Practitioners

What the programme did

MA Social Development Practice 2006-08

‘An innovative and groundbreaking programme’
Gary Craig, Professor of Social Justice, Hull University, UK

Do you ask these questions?

  1. How do I makes sense of, and develop appropriate responses to, the situations I am working in?
  2. How can I help groups/organisations/communities work through change to bring social benefit and renewal?
  3. What is my role, legitimacy and capacity to assist development processes?
  4. How can my organisation create a developmental culture?
  5. What concepts and approaches is my work based on?
  6. How do I work with risk and uncertainty?

The development school (tds) had revised its popular postgraduate practice based programme to help students explore how to bring about meaningful social change.

The programme was:

  1. Focused on your practice
  2. Connected practice with learning and policy
  3. Provided a forum for joint initiatives
  4. Created a platform for influencing others

The programme enabled students to gain greater capacity to think about, design and use developmental strategies and practices for social renewal.

Key features were:

  1. Validated by London Metropolitan University at certificate, diploma and masters levels
  2. Two year programme starting early 2006 with six 7-9 day residentials with interim assignments and online support from a personal tutor
  3. Core topics include development concepts and approaches, effective development practice, creating developmental cultures in organisations, professionalism and self in practice
  4. Highly interactive with strong focus on working on cases from practice
  5. Extensive reading and web-based learning support
  6. Based near Budapest Hungary and run in English
  7. Two parallel groups of 12 students with 4 internationally acclaimed tutors
  8. Fees ranged from €4000 – €15 000 excluding travel/accommodation (see scholarships below)
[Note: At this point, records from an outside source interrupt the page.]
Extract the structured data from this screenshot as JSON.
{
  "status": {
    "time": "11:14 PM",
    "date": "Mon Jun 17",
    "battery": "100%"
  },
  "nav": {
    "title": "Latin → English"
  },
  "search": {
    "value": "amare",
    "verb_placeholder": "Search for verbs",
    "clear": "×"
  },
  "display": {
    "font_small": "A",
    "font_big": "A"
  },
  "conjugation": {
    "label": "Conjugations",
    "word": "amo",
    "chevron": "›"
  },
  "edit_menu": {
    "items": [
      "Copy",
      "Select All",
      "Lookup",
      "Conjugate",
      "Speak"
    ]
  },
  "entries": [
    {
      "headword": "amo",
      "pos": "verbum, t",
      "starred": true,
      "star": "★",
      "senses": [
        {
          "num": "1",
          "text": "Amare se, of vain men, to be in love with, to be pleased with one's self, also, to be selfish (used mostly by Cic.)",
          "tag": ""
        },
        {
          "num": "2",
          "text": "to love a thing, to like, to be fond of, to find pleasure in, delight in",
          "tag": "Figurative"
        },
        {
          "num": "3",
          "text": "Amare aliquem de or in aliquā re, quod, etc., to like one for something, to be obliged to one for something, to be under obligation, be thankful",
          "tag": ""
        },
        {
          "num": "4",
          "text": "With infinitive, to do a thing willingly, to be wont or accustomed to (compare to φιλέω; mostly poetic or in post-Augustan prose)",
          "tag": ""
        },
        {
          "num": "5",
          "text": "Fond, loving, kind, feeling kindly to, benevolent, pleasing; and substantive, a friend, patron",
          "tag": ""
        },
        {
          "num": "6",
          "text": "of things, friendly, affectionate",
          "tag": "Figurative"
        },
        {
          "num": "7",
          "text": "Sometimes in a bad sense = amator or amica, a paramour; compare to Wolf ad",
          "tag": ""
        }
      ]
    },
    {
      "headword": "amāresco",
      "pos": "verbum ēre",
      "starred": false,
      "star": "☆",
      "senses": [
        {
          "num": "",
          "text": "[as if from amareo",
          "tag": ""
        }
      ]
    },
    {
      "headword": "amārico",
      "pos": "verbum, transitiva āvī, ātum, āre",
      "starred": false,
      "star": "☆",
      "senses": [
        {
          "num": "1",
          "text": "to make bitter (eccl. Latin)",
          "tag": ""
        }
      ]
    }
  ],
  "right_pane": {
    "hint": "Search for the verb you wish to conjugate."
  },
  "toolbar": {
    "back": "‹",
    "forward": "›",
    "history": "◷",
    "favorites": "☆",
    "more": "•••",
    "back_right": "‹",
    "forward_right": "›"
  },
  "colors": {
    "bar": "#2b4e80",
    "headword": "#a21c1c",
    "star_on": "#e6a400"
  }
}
Targeted to: Those based in public or civil society organisations in Central and Eastern Europe whose role is to help groups (NGOs, communities, community groups, public institutions) develop their quality and relevance and best serve the needs of their communities. Primarily, these groups are likely to be ‘external’ to the organisation in which the individual is based but they could be branches, field offices, outreach services or members of a network related to the same organisation.

Supported by: Charles Stewart Mott Foundation, Open Society Institute Roma Participation Program (4 full scholarships available), Open Society Foundation Slovakia (2 full scholarships available), VIA Foundation Czech Republic (2 full scholarships available), Rockefeller Brothers Fund (1 full scholarship).

“The Development School gave a thorough grounding to my work and understanding: new insights, an overview of different approaches, better reading of my environment, a range of tools and a sense of vocation.”